L’article L 121-2 du code des procédures civiles d’exécution prévoit que le juge de l’exécution a le pouvoir d’ordonner la mainlevée de toute mesure inutile ou abusive et de condamner le créancier à des dommages et intérêts en cas d’abus de saisie.
Il résulte des articles L 111-7et L 121-2 de ce même code que pour trancher la demande de mainlevée de la mesure inutile ou abusive, il appartient au juge de l’exécution de se placer au jour où il statue.
À ce jour, [U] [C] s’est acquitté de la somme de 480 € au titre de l’indexation de la pension alimentaire ce qui n’est pas contesté par son ex-épouse et la mesure d’exécution forcée ne se justifie plus pour le recouvrement de cette somme .
Les autres dépenses mentionnées poste par poste dans le commandement concernent des frais d’orthodontiste, de scolarité ainsi que des frais de voyage de l’une des enfants dont [M] [E] admet qu’elle aurait dû solliciter l’accord préalable du père avant d’engager cette dépense en renonçant à sa demande de ce chef. S’agissant des autres dépenses , il n’est pas démontré par [M] [E] que ces dépenses ont été engagées avant le 31 mars 2021 date du jugement exécutoire de plein droit prévoyant que : « les frais scolaires, extrascolaires, les frais de santé non remboursés et les frais exceptionnels seront partagés par moitié entre le père et la mère sous réserve d’un accord préalable écrit des parents pour toute somme supérieure à 100€ ».

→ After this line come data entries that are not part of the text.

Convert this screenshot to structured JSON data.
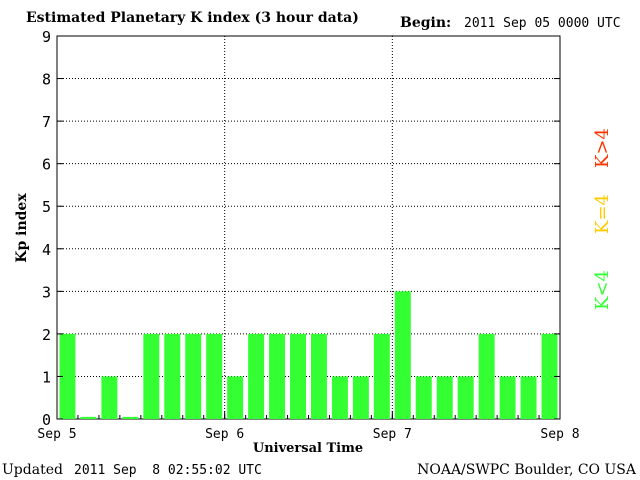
{
  "header": {
    "title": "Estimated Planetary K index (3 hour data)",
    "begin_label": "Begin:",
    "begin_value": "2011 Sep 05 0000 UTC"
  },
  "footer": {
    "updated_label": "Updated",
    "updated_value": "2011 Sep  8 02:55:02 UTC",
    "source": "NOAA/SWPC Boulder, CO USA"
  },
  "legend": {
    "high": "K>4",
    "mid": "K=4",
    "low": "K<4"
  },
  "colors": {
    "low": "#33ff33",
    "mid": "#ffcc00",
    "high": "#ff3300"
  },
  "chart_data": {
    "type": "bar",
    "ylabel": "Kp index",
    "xlabel": "Universal Time",
    "ylim": [
      0,
      9
    ],
    "yticks": [
      "0",
      "1",
      "2",
      "3",
      "4",
      "5",
      "6",
      "7",
      "8",
      "9"
    ],
    "xticks": [
      "Sep 5",
      "Sep 6",
      "Sep 7",
      "Sep 8"
    ],
    "grid": true,
    "values": [
      2,
      0.05,
      1,
      0.05,
      2,
      2,
      2,
      2,
      1,
      2,
      2,
      2,
      2,
      1,
      1,
      2,
      3,
      1,
      1,
      1,
      2,
      1,
      1,
      2
    ]
  }
}
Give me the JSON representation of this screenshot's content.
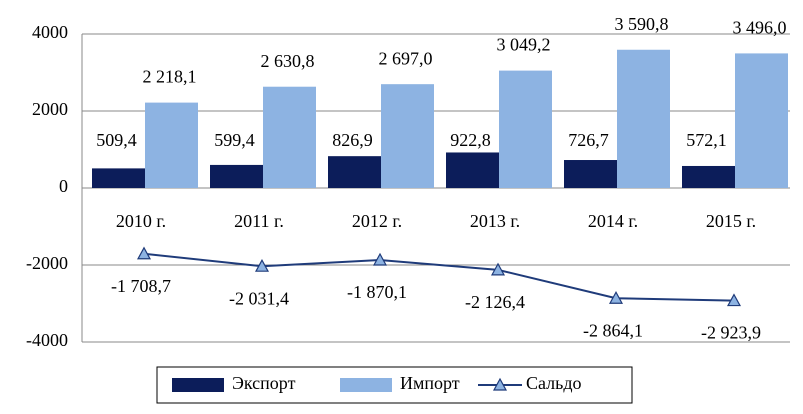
{
  "chart_data": {
    "type": "bar_line",
    "categories": [
      "2010 г.",
      "2011 г.",
      "2012 г.",
      "2013 г.",
      "2014 г.",
      "2015 г."
    ],
    "series": [
      {
        "name": "Экспорт",
        "type": "bar",
        "color": "#0c1d5a",
        "values": [
          509.4,
          599.4,
          826.9,
          922.8,
          726.7,
          572.1
        ],
        "value_labels": [
          "509,4",
          "599,4",
          "826,9",
          "922,8",
          "726,7",
          "572,1"
        ]
      },
      {
        "name": "Импорт",
        "type": "bar",
        "color": "#8db3e2",
        "values": [
          2218.1,
          2630.8,
          2697.0,
          3049.2,
          3590.8,
          3496.0
        ],
        "value_labels": [
          "2 218,1",
          "2 630,8",
          "2 697,0",
          "3 049,2",
          "3 590,8",
          "3 496,0"
        ]
      },
      {
        "name": "Сальдо",
        "type": "line",
        "color": "#1f3b7a",
        "marker_color": "#8db3e2",
        "values": [
          -1708.7,
          -2031.4,
          -1870.1,
          -2126.4,
          -2864.1,
          -2923.9
        ],
        "value_labels": [
          "-1 708,7",
          "-2 031,4",
          "-1 870,1",
          "-2 126,4",
          "-2 864,1",
          "-2 923,9"
        ]
      }
    ],
    "ylim": [
      -4000,
      4000
    ],
    "yticks": [
      -4000,
      -2000,
      0,
      2000,
      4000
    ],
    "grid": true,
    "legend": "bottom"
  }
}
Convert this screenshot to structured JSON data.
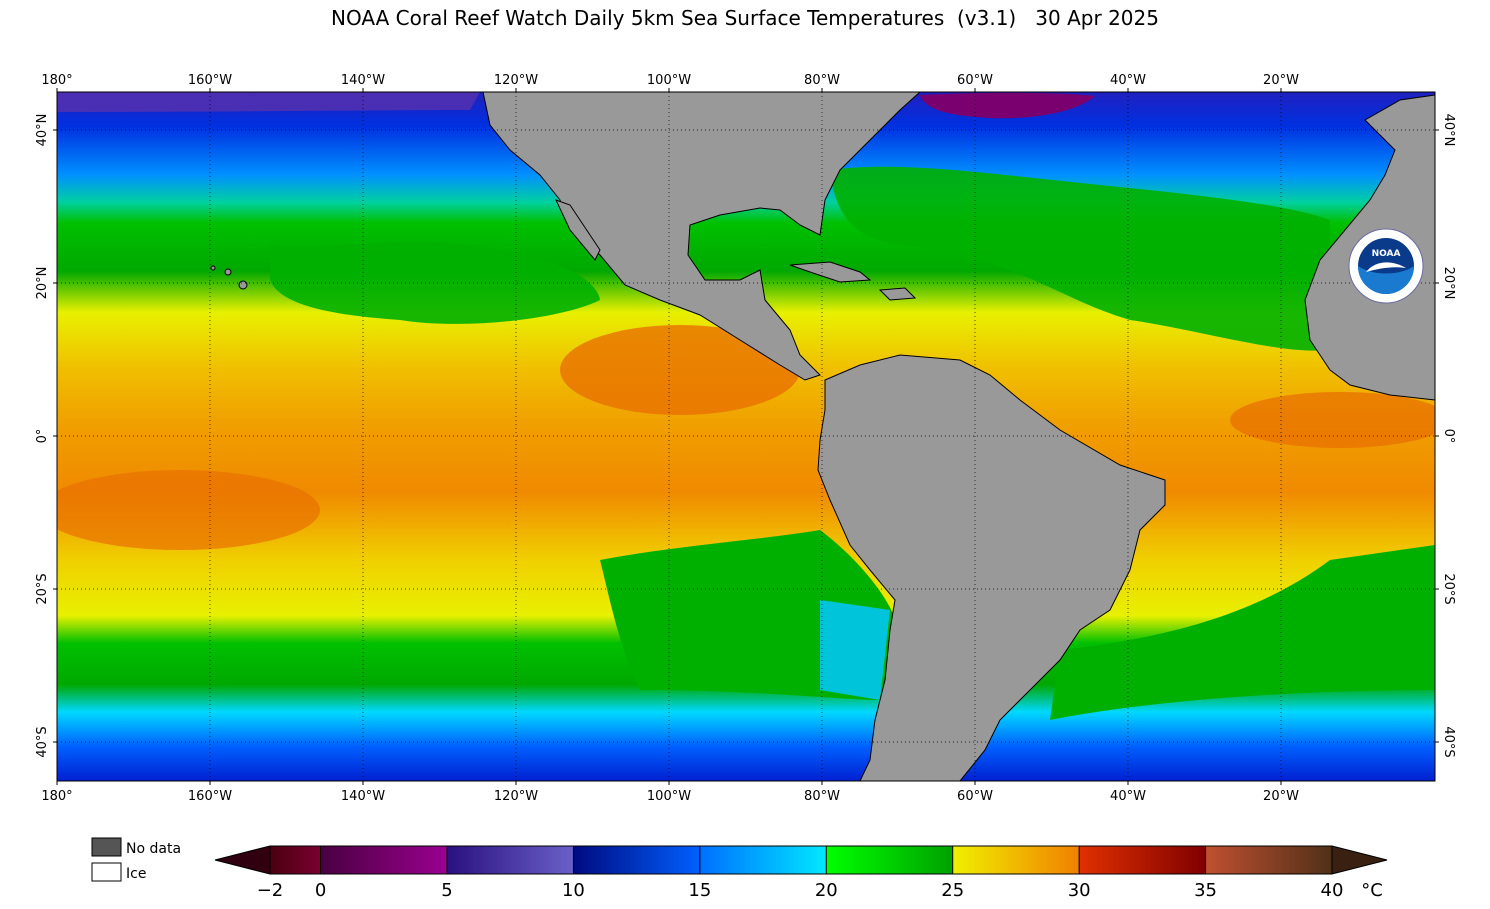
{
  "title": "NOAA Coral Reef Watch Daily 5km Sea Surface Temperatures  (v3.1)   30 Apr 2025",
  "map": {
    "lon_labels": [
      "180°",
      "160°W",
      "140°W",
      "120°W",
      "100°W",
      "80°W",
      "60°W",
      "40°W",
      "20°W"
    ],
    "lat_labels_left": [
      "40°N",
      "20°N",
      "0°",
      "20°S",
      "40°S"
    ],
    "lat_labels_right": [
      "40°N",
      "20°N",
      "0°",
      "20°S",
      "40°S"
    ],
    "land_color": "#999999",
    "gridlines": "dotted"
  },
  "logo": {
    "text": "NOAA"
  },
  "legend": {
    "nodata_label": "No data",
    "ice_label": "Ice",
    "nodata_color": "#555555",
    "ice_color": "#ffffff"
  },
  "colorbar": {
    "ticks": [
      "−2",
      "0",
      "5",
      "10",
      "15",
      "20",
      "25",
      "30",
      "35",
      "40"
    ],
    "unit": "°C",
    "stops": [
      {
        "v": -2,
        "c": "#4a0010"
      },
      {
        "v": 0,
        "c": "#7a0030"
      },
      {
        "v": 0.01,
        "c": "#4a0040"
      },
      {
        "v": 5,
        "c": "#9a0090"
      },
      {
        "v": 5.01,
        "c": "#2a1080"
      },
      {
        "v": 10,
        "c": "#6a60c8"
      },
      {
        "v": 10.01,
        "c": "#000a80"
      },
      {
        "v": 15,
        "c": "#0060ff"
      },
      {
        "v": 15.01,
        "c": "#0070ff"
      },
      {
        "v": 20,
        "c": "#00e8ff"
      },
      {
        "v": 20.01,
        "c": "#00ff00"
      },
      {
        "v": 25,
        "c": "#00a000"
      },
      {
        "v": 25.01,
        "c": "#f0f000"
      },
      {
        "v": 30,
        "c": "#f08000"
      },
      {
        "v": 30.01,
        "c": "#e03000"
      },
      {
        "v": 35,
        "c": "#800000"
      },
      {
        "v": 35.01,
        "c": "#c05030"
      },
      {
        "v": 40,
        "c": "#503018"
      }
    ]
  }
}
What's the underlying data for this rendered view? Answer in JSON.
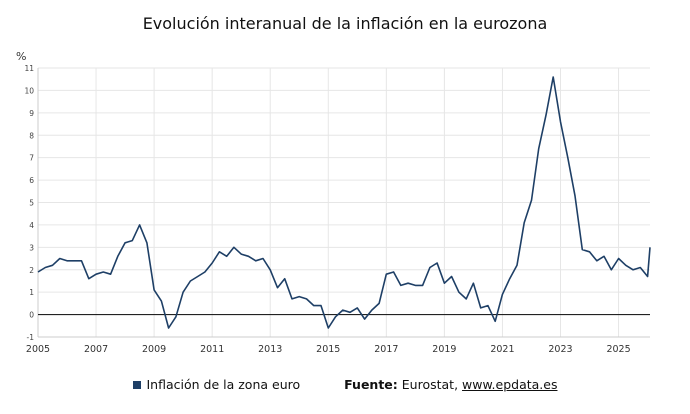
{
  "header": {
    "title": "Evolución interanual de la inflación en la eurozona",
    "unit": "%"
  },
  "legend": {
    "series_label": "Inflación de la zona euro",
    "source_label": "Fuente:",
    "source_text": "Eurostat,",
    "source_link": "www.epdata.es"
  },
  "colors": {
    "line": "#1e3f66",
    "grid": "#e6e6e6",
    "zero_line": "#222222"
  },
  "chart_data": {
    "type": "line",
    "title": "Evolución interanual de la inflación en la eurozona",
    "xlabel": "",
    "ylabel": "%",
    "xlim": [
      "2005-01",
      "2026-02"
    ],
    "ylim": [
      -1,
      11
    ],
    "yticks": [
      -1,
      0,
      1,
      2,
      3,
      4,
      5,
      6,
      7,
      8,
      9,
      10,
      11
    ],
    "xticks": [
      "2005",
      "2007",
      "2009",
      "2011",
      "2013",
      "2015",
      "2017",
      "2019",
      "2021",
      "2023",
      "2025"
    ],
    "grid": true,
    "legend_position": "bottom",
    "series": [
      {
        "name": "Inflación de la zona euro",
        "x": [
          "2005-01",
          "2005-04",
          "2005-07",
          "2005-10",
          "2006-01",
          "2006-04",
          "2006-07",
          "2006-10",
          "2007-01",
          "2007-04",
          "2007-07",
          "2007-10",
          "2008-01",
          "2008-04",
          "2008-07",
          "2008-10",
          "2009-01",
          "2009-04",
          "2009-07",
          "2009-10",
          "2010-01",
          "2010-04",
          "2010-07",
          "2010-10",
          "2011-01",
          "2011-04",
          "2011-07",
          "2011-10",
          "2012-01",
          "2012-04",
          "2012-07",
          "2012-10",
          "2013-01",
          "2013-04",
          "2013-07",
          "2013-10",
          "2014-01",
          "2014-04",
          "2014-07",
          "2014-10",
          "2015-01",
          "2015-04",
          "2015-07",
          "2015-10",
          "2016-01",
          "2016-04",
          "2016-07",
          "2016-10",
          "2017-01",
          "2017-04",
          "2017-07",
          "2017-10",
          "2018-01",
          "2018-04",
          "2018-07",
          "2018-10",
          "2019-01",
          "2019-04",
          "2019-07",
          "2019-10",
          "2020-01",
          "2020-04",
          "2020-07",
          "2020-10",
          "2021-01",
          "2021-04",
          "2021-07",
          "2021-10",
          "2022-01",
          "2022-04",
          "2022-07",
          "2022-10",
          "2023-01",
          "2023-04",
          "2023-07",
          "2023-10",
          "2024-01",
          "2024-04",
          "2024-07",
          "2024-10",
          "2025-01",
          "2025-04",
          "2025-07",
          "2025-10",
          "2026-01",
          "2026-02"
        ],
        "values": [
          1.9,
          2.1,
          2.2,
          2.5,
          2.4,
          2.4,
          2.4,
          1.6,
          1.8,
          1.9,
          1.8,
          2.6,
          3.2,
          3.3,
          4.0,
          3.2,
          1.1,
          0.6,
          -0.6,
          -0.1,
          1.0,
          1.5,
          1.7,
          1.9,
          2.3,
          2.8,
          2.6,
          3.0,
          2.7,
          2.6,
          2.4,
          2.5,
          2.0,
          1.2,
          1.6,
          0.7,
          0.8,
          0.7,
          0.4,
          0.4,
          -0.6,
          -0.1,
          0.2,
          0.1,
          0.3,
          -0.2,
          0.2,
          0.5,
          1.8,
          1.9,
          1.3,
          1.4,
          1.3,
          1.3,
          2.1,
          2.3,
          1.4,
          1.7,
          1.0,
          0.7,
          1.4,
          0.3,
          0.4,
          -0.3,
          0.9,
          1.6,
          2.2,
          4.1,
          5.1,
          7.4,
          8.9,
          10.6,
          8.6,
          7.0,
          5.3,
          2.9,
          2.8,
          2.4,
          2.6,
          2.0,
          2.5,
          2.2,
          2.0,
          2.1,
          1.7,
          3.0
        ]
      }
    ]
  }
}
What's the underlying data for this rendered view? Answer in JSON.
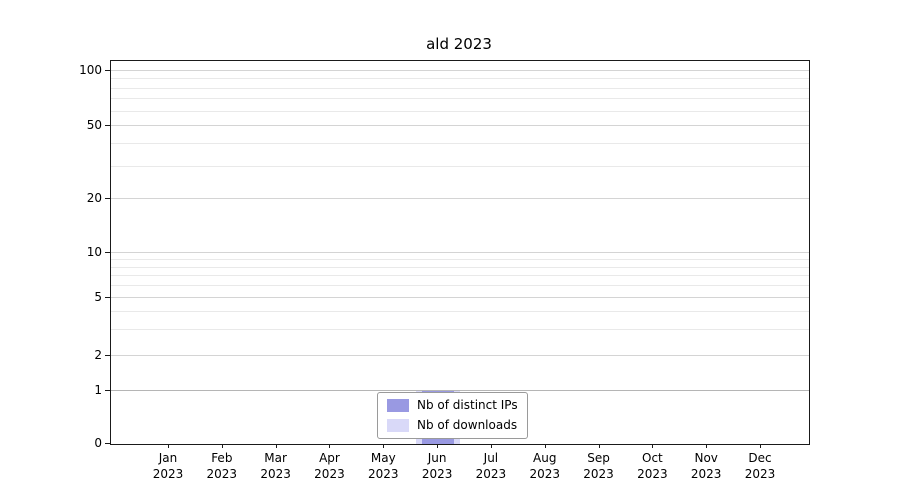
{
  "chart_data": {
    "type": "bar",
    "title": "ald 2023",
    "categories": [
      "Jan",
      "Feb",
      "Mar",
      "Apr",
      "May",
      "Jun",
      "Jul",
      "Aug",
      "Sep",
      "Oct",
      "Nov",
      "Dec"
    ],
    "year_label": "2023",
    "series": [
      {
        "name": "Nb of distinct IPs",
        "color": "#9999e2",
        "values": [
          0,
          0,
          0,
          0,
          0,
          1,
          0,
          0,
          0,
          0,
          0,
          0
        ]
      },
      {
        "name": "Nb of downloads",
        "color": "#d9d9f8",
        "values": [
          0,
          0,
          0,
          0,
          0,
          1,
          0,
          0,
          0,
          0,
          0,
          0
        ]
      }
    ],
    "y_ticks": [
      0,
      1,
      2,
      5,
      10,
      20,
      50,
      100
    ],
    "minor_gridlines": [
      3,
      4,
      6,
      7,
      8,
      9,
      30,
      40,
      60,
      70,
      80,
      90
    ],
    "ylim": [
      0,
      115
    ],
    "scale": "symlog",
    "grid": true,
    "legend_position": "lower center",
    "colors": {
      "axis": "#1a1a1a",
      "major_grid": "#d4d4d4",
      "unit_grid": "#b5b5b5",
      "minor_grid": "#e9e9e9"
    }
  }
}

Le juge aux affaires familiales a pris ces dispositions qui apparaissent en effet très contraignantes en tenant compte d’un contexte familial conflictuel d’ailleurs illustré par l’échange de mails versés aux débats révélateur de réelles difficultés dans l’exercice conjoint de l’autorité parentale .
Dans ces conditions elle devait respecter les termes précis et circonstanciés de la décision et obtenir l’accord préalable écrit de [U] [C] avant d’engager ces dépenses sans pouvoir se prévaloir des échanges intervenus, antérieurement à la date de la décision de justice du 31 mars 2021, le plus souvent par mails, avec son ex époux et de son accord sur les modalités de poursuite de la scolarité ainsi que du traitement d’orthodontie.
En effet, le Juge de l’exécution ne peut modifier les termes de la décision ni l’interpréter lorsque celle-ci n’est pas susceptible d’interprétation.
Ainsi faute d’avoir obtenu un accord écrit et préalable aux dépenses engagées, le commandement de saisie-vente est dépourvu de cause et il y a lieu d’en ordonner la mainlevée conformément au jugement déféré.
S’agissant de la demande présentée par [U] [C] aux fins d’obtenir des dommages et intérêts, le jugement déféré sera confirmé alors qu’aucune faute n’est caractérisée de la part de [M] [E] qui a pu se méprendre sur l’étendue de ses droits.
Ce chef de demande sera donc rejeté en confirmation du jugement déféré.
La somme de 1000 € sera allouée à [U] [C] sur le fondement de l’article 700 du code de procédure civile.
PAR CES MOTIFS
La cour, après en avoir délibéré,statuant par arrêt mis à disposition au greffe, contradictoirement et en dernier ressort,
Confirme le jugement déféré en toutes ses dispositions.
Condamne [M] [E] à payer à [U] [C] la somme de 1000 € sur le fondement de l’article 700 du code de procédure civile correspondant aux frais irrépétibles engagés en cause d’appel.
Dit [M] [E] tenue aux dépens.
Le présent arrêt a été signé par Madame PELLEFIGUES, Présidente, et par Madame Catherine SAYOUS, greffier suivant les dispositions de l’article 456 du Code de Procédure Civile.